Why do we continue with a policy that is manifestly failing everyone affected by it? A Government who are truly compassionate and who have courage and clear-sightedness would act now to deal with these failing policies. I want tonight’s debate to result in a significant change of Government policy to improve outcomes for Travellers and the settled community. I held debates on Gypsies and Travellers on 4 February 2014 and 12 October 2016. If I speak with passion tonight, it is because I have had to come back to the Chamber to make these points for a third time—I know that you encourage tenaciousness in Members, Mr Speaker.
In 2014, the then Minister, the current Minister without Portfolio, told the House that he had set up a cross-Government ministerial-level working group to address these inequalities. He also said that he wanted to
“break down the barriers to social mobility through a planning system that is fair and equal to all.”—[Official Report, 4 February 2014; Vol. 575, c. 22WH.]
I am afraid that we have failed in those two objectives.

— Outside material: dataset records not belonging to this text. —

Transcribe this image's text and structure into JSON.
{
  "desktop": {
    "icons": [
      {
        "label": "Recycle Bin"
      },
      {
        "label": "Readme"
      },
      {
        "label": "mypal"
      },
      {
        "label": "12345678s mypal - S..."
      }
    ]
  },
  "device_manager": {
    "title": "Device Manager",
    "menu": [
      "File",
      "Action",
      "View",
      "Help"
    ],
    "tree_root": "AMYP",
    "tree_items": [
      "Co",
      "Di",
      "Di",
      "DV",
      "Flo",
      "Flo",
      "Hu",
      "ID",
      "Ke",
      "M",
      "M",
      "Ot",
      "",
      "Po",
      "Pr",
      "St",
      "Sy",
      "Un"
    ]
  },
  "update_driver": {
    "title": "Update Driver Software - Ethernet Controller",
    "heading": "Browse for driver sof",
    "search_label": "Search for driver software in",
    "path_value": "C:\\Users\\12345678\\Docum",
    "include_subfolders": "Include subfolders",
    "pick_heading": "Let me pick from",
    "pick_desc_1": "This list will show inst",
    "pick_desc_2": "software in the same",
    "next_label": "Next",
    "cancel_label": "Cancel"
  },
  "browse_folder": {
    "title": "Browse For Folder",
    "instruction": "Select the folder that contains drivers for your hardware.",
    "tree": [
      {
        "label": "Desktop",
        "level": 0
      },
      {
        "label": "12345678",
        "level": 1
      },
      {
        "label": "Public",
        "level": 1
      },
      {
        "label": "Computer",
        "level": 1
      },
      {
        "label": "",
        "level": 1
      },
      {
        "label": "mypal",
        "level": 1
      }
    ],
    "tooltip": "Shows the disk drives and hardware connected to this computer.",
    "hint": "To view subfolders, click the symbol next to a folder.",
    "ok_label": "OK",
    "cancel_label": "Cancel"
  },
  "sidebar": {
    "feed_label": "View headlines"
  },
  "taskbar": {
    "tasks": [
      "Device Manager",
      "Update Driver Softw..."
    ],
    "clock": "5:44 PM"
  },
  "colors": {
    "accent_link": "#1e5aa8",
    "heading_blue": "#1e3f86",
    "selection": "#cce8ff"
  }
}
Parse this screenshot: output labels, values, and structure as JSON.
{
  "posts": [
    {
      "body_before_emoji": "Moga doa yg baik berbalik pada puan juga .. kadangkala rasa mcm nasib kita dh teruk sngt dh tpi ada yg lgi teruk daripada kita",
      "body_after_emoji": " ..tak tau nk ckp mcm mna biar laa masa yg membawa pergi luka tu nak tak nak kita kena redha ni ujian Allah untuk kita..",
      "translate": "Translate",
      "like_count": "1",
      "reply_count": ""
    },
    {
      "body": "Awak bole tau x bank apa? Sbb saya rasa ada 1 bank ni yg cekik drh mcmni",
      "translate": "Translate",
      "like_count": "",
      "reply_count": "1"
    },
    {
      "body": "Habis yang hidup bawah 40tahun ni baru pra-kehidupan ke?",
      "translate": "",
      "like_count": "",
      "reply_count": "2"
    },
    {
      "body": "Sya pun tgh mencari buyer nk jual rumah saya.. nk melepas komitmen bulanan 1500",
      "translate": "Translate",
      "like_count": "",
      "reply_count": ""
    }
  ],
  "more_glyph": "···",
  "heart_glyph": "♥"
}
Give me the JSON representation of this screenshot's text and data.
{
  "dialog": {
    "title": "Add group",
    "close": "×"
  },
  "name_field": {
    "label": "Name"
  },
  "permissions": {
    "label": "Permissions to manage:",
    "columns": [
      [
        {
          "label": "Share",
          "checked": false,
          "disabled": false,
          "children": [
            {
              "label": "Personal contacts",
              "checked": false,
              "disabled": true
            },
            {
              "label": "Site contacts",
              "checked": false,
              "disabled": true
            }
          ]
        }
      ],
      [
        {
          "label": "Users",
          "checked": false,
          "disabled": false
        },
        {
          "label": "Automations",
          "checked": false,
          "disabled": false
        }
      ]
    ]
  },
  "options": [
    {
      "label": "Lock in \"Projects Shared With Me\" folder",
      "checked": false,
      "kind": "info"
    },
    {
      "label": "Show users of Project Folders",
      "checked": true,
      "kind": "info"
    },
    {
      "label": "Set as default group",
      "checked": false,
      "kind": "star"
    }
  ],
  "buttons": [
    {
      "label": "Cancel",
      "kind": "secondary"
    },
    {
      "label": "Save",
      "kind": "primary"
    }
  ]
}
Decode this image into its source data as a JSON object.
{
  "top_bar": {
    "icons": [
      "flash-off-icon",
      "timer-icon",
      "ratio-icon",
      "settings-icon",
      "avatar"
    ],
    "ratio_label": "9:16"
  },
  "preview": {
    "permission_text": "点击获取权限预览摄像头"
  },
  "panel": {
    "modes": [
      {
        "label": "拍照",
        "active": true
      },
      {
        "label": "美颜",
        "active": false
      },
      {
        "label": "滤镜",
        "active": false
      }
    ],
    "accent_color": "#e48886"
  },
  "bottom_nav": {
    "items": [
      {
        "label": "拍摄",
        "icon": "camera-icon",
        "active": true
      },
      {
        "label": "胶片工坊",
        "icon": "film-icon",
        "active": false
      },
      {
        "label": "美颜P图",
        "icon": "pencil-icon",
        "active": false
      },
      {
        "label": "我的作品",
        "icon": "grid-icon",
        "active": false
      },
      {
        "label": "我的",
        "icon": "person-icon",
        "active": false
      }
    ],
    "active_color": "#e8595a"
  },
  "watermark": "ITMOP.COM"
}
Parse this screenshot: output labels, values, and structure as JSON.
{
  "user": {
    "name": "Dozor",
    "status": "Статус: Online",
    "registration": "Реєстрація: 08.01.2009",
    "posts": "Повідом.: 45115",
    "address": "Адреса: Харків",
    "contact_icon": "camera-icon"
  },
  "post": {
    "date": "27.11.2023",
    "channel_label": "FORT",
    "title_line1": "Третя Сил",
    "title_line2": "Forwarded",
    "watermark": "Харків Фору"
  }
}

On 12 October 2016, the former Minister Gavin Barwell acknowledged that the interests of all members of the community had not been respected. He said that he would come back to the House having considered the Land Registry issue and that the Government were “constantly reviewing these issues.”
The time for endless constant reviews is over. Fair and decent-minded people who are fed up with living in fear and with seeing atrocious living conditions in their area that often become ungoverned spaces where modem slavery and other crime flourishes want action now, not constant reviews. The requests for action from Central Bedfordshire Council, which has to pick up the pieces of a failed national policy, and from Bedfordshire police, whose already over-worked officers have to spend far too much time on this issue, include the following.
I congratulate my hon. Friend on securing this important debate. One problem in Cornwall is that every summer we have an influx of Travellers who camp illegally, usually on local authority car parks, taking up valuable space that could be used for tourists as well as creating the clean-up costs that he highlighted. Does he agree that one simple thing that could be done to help would be to simplify and streamline processes so that the police can take action on unauthorised sites much earlier and much quicker, which would save the taxpayer money?